Hitching down the road from Makwa Giizis’s was like drifting through a fairytale. It didn’t matter that I was on a lonely road in North Dakota, as all roads were the same path. The old man in the faded 1942 Plymouth coupe was putting along up the road so slow that I didn’t know whether he was intending to stop for me or not.

His clothing bore the same frumpy look as his car, but not so his eyes. Were it not for their sharp, knowing glance, I wouldn’t have hopped in. There was no “Where are you going?” or “Are you having good luck getting rides?” We traveled mostly in silence for 15 miles or so, and then he pulled off to the side, apparently to let me out. He then putted back in the direction from which he came.

Five minutes later, he reappeared. I walked up to the car.

“My name is Red Elk; I heard you calling me to come back.”

And that I did. Remembering Andy’s lesson about how asking can get in the way, I said nothing in the car. Instead, I sat down beside the road and envisioned spending time with that Elder who drove up out of the past.

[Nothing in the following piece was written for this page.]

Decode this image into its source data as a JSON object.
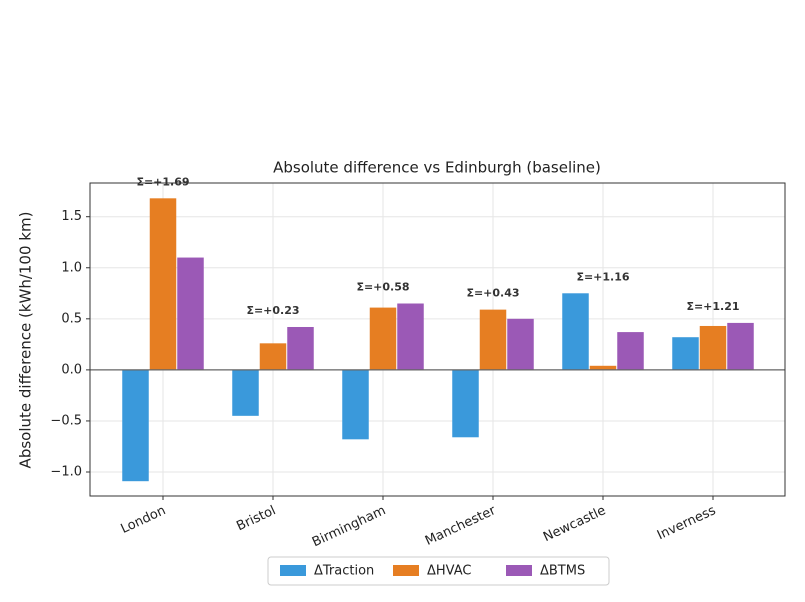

At the kitchen table (classic 40’sFormica), Red Elk poured me a coke and continued to work on his son’s dance regalia.

“I’m Mormon,” he said, out of nowhere.

“How can you be Mormon and Lakota?” I replied. “They stole your babies to brainwash them!”

“There is no disagreement,” he responded without looking up. “Who we are is our relationships, not what it says we are on paper.”

I drank the coke, something I hadn’t done in years.